Personnellement mes sentiments m’inclinent plutôt vers une abstention à tout recours de jugement de la part de "spécialistes" ou prétendus tels du cinéma... La plupart de ces messieurs, ici en France, discutent de problêmes techniques, l’invention matérielle a toujours la part prépondérante et décisive ! Alors que cette gageure dont la perfection monotone est atteinte depuis longtemps, ne doit importer que dans une mince relativité.
Bousculer les yeux, saturer l’intelligence (la connaissance) voilà leur grand objet ! Mais quelques westerns ont mieux que cela.
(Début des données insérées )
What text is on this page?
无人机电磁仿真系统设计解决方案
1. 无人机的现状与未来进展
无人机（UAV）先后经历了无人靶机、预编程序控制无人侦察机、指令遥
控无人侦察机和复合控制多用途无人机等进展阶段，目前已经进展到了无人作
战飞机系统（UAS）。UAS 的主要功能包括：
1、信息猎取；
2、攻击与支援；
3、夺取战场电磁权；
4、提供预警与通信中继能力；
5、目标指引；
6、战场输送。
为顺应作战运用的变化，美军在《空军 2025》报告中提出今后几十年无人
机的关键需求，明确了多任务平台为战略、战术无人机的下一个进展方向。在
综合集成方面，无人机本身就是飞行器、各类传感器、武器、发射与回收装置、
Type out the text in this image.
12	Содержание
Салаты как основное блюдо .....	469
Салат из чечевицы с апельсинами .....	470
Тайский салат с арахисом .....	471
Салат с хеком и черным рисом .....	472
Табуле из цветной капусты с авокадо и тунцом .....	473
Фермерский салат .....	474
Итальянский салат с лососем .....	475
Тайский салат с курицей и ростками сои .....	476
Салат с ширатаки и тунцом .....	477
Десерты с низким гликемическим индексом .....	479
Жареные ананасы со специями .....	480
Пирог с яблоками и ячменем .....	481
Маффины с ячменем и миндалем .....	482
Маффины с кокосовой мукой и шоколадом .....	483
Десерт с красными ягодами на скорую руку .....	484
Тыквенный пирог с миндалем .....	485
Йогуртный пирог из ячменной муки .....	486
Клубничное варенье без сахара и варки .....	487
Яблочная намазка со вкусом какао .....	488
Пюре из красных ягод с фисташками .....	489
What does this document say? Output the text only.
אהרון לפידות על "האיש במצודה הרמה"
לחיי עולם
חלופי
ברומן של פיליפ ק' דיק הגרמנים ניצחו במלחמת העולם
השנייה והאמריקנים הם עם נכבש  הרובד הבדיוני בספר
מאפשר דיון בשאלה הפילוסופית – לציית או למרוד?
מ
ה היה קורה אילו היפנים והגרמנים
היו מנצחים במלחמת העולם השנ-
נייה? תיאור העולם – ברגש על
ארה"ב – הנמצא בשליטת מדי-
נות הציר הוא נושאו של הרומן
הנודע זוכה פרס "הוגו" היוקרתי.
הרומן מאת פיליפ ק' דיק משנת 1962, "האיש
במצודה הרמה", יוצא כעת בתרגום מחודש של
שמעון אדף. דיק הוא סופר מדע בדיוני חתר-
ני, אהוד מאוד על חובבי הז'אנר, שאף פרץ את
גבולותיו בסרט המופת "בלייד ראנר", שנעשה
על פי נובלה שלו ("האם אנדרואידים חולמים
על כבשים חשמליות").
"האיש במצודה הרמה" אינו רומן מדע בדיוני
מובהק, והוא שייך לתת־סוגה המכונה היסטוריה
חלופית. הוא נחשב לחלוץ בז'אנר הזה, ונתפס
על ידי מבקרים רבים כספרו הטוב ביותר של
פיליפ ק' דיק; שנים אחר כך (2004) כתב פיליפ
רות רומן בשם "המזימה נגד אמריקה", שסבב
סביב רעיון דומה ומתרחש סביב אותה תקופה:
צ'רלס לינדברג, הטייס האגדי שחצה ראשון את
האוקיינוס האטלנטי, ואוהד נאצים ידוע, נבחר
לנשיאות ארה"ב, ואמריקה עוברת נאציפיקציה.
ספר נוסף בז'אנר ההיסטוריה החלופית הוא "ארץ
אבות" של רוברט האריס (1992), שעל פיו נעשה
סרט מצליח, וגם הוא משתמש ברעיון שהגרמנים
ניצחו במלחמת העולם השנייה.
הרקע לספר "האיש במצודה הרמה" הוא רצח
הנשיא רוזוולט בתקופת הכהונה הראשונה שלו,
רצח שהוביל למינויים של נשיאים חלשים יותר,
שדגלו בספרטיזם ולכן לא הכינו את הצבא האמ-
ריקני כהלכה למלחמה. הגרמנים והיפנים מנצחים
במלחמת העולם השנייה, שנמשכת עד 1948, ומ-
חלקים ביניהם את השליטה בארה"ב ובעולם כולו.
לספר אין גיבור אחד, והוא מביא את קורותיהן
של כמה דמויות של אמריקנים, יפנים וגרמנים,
Ils n’ont rien compris à la leçon de Chaplin par ailleurs. En portant image après image mon poème à l’écran je n’ai pas voulu peindre cinématographiquement le portrait de Monsieur Vincent Auriol par exemple dans les méandres de son inconscient bien nourri ou bizarre comme eut fait feu Bonnot, mais à l’aide de "papiers collés" tels Braque ou Picasso jadis, trouver aujourd’hui une "beauté" toute d’imprégnation et de correspondances à partir de cette "maladresse" et de ce don qui se trouvent dans les êtres et dans la nature pour peu qu’on se donne l’émotion de les observer et de les sentir. C’est simple. Personne ou presque n’a "éprouvé" "Sur les hauteurs" d’après ce critère.
Veuillez croire cher Monsieur, à mes sentiment les meilleurs.